Grace Cummings: Ramona Album Review


Ramona, the third album from Melbourne belter Grace Cummings, feels at first like a possible masterpiece, a new apogee in the pantheon of tormented soul. Across its 11 allusion-rich character studies and screeds of lovelorn retribution, Cummings renders every moment with unmitigated emotional intensity, as though every feeling were the last one that would ever matter. Hear her grow, for instance, from long-faced tenderness at the start of “A Precious Thing” to an operatic mercenary howling about love. “But it’s nothing I care about,” she roars like Diamanda Galás on a Disney ride designed by Dante. Or witness the cracks in her voice as she surges beyond an Amy Winehouse coo during “Something Going ’Round,” testaments to the self-doubt ingrained in this opening love letter. Built by a band that has clearly studied the Wrecking Crew’s glories, and gilded with strings and harp, Ramona holds a singular and mighty voice in a spectacularly grand frame, not unlike Rufus Wainwright’s Want One or Weyes Blood’s Titanic Rising.

But you know that friend who you love seeing for an hour every once in a while, who shares everything new about their life in an exhilarating but exhausting torrent? That could be Ramona after repeated spins, when Cummings’ lack of restraint, combined with the band’s hidebound insistence on repeating sounds that are often 60 years old, becomes too taxing to take for very long. After self-producing her first two records, Cummings linked with Topanga Canyon vintage king and session ace Jonathan Wilson, who freed her to focus on not holding back. That is commendable, but it results in an album that has the dynamic range and limited application of a strong flashlight. You recognize its incredible power, but you’d do best not to stare into the source for very long.

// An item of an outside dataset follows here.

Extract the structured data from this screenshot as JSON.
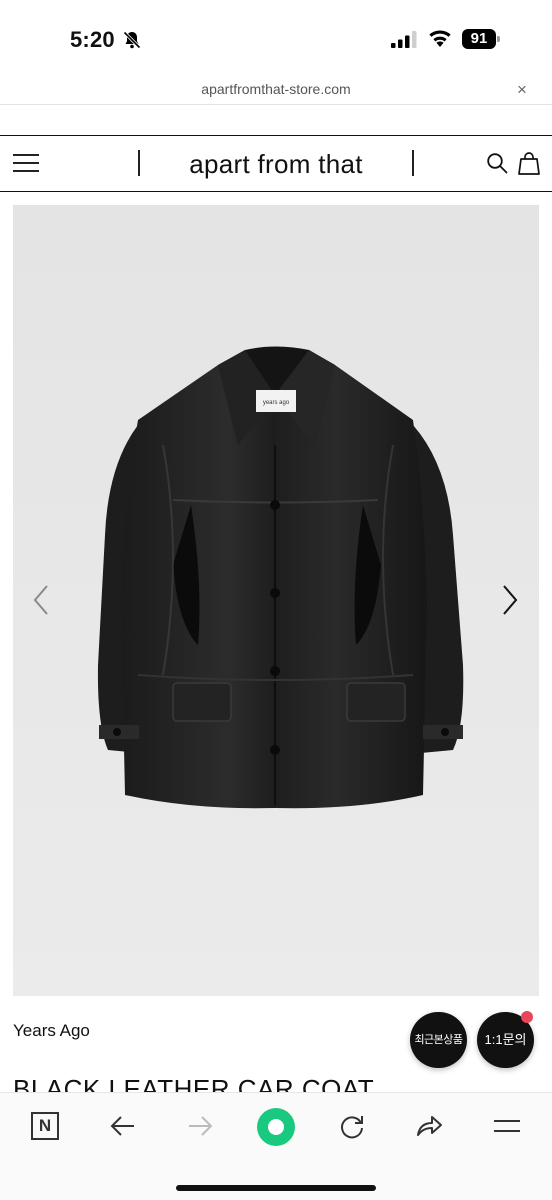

Cummings is not shy about courting legendary company. After all, the protagonist of “Ramona,” a smoldering pseudo-goth number that ultimately flames into a full torch song, is borrowed from Bob Dylan. (She summons him again for the number’s finale, with sneering repetition that mirrors “Just Like a Woman.”) There’s a bit of Johnny Cash’s “Cry, Cry, Cry,” toward the end of “Everybody’s Somebody,” which borrows the sound of Memphis’ Stax rather than its Sun to impugn a wayward partner. She lifts from Townes Van Zandt during “Without You,” where she again flips Dylan lines twice. There are glimpses of Nick Cave and Nancy Sinatra and, in the album’s closing verse, Cummings quotes standards from Dylan, Neil Young, and George Harrison, like some thrift-store magpie. The band, led by Wilson and multi-instrumentalist Drew Erickson, responds in kind, stitching clear threads of Radiohead, Phil Spector, Hal Blaine, and Chris Isaak into these songs.